11. Representations and Warranties
11.1. This Agreement has been properly and legitimately executed and delivered by you, establishing your lawful, valid, and binding commitment, enforceable against you as stipulated within its provisions;
11.2. You possess complete authority, capability, and authorization to enter into and uphold the terms and stipulations of this Agreement, and to fulfill your responsibilities as outlined herein, without necessitating the endorsement or agreement of any other party;
12. Limitations of Liability
Our liability to you in relation to any matter encompassed by this Agreement is disclaimed under any contract, negligence, tort, strict liability, or other legal or equitable framework for any indirect, incidental, consequential, special, or exemplary damages (including, without limitation, the loss of revenue, goodwill, anticipated profits, or business losses), even when forewarned of the potential for such damages. Additionally, regardless of any opposing provisions within this Agreement, the aggregate liability of NeworMedia.com to you arising from or associated with this Agreement, be it established upon contract, negligence, strict liability, tort, or any other legal or equitable concept, will not exceed the total commission fees remitted to you as stipulated in this Agreement.
By accepting this, you hereby commit to indemnifying and safeguarding NeworMedia.com, along with its subsidiaries and affiliated entities, as well as their directors, officers, employees, agents, shareholders, partners, members, and other stakeholders, from any and all claims, suits, demands, responsibilities, losses, damages, verdicts, settlements, expenditures, and costs (including reasonable legal fees) (collectively referred to as "Losses") to the extent that such Losses (or actions arising from them) originate from or are founded upon: (i) any assertion that our utilization of the affiliate trademarks infringes upon the trademark, trade name, service mark, copyright, license, intellectual property, or any other proprietary rights of any third party, (ii) any misrepresentation of a given representation or warranty, or a breach of a covenant and agreement you have made herein, or (iii) any claim associated with your website, encompassing, but not limited to, content not attributed to us.
Each party undertakes to maintain the confidentiality of such proprietary information belonging to the other party and refrain from utilizing or revealing it without the explicit written consent of the disclosing party.

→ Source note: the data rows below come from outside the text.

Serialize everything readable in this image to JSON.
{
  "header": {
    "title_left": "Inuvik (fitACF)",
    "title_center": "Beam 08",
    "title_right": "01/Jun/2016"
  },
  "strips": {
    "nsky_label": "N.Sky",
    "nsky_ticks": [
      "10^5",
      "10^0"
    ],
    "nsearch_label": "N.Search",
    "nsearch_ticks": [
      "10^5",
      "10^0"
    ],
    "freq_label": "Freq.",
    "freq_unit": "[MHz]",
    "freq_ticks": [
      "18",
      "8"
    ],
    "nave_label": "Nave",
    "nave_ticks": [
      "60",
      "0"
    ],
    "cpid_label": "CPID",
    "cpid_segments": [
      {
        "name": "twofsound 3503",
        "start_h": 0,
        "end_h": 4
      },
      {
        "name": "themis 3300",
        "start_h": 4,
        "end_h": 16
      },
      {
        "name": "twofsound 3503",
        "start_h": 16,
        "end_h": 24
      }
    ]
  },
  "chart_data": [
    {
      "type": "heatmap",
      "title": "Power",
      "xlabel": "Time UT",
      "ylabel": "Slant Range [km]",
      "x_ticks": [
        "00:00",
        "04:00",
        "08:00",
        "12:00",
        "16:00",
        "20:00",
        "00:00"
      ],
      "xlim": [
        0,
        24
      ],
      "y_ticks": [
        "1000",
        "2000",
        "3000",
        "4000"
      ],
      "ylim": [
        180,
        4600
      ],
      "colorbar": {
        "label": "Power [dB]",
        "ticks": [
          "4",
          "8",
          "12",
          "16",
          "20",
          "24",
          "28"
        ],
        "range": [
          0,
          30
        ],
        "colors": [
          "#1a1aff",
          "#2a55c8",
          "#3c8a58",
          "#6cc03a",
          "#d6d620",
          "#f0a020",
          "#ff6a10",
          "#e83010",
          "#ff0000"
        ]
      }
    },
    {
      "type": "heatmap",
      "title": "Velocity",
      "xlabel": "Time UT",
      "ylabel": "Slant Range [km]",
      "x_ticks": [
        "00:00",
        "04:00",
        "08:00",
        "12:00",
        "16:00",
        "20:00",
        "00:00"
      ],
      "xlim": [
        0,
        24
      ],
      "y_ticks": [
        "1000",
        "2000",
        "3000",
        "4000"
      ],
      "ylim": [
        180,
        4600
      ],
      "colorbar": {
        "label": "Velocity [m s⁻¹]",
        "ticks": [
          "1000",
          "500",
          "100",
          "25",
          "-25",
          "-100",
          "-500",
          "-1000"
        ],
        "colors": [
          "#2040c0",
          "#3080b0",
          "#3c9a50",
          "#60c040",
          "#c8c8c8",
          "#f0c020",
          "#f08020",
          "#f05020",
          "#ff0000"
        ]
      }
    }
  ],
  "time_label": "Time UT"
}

15.1. Amendment and Waiver: No provision of this Agreement may be altered or waived unless documented in writing and signed by both parties.
15.2. Entire Agreement: This Agreement constitutes the comprehensive understanding between us and you, thus superseding all prior agreements and communications, whether oral or written, between the parties.
15.3. Titles for Convenience: The headings and titles in this Agreement are included for convenience only and do not limit or affect the terms herein.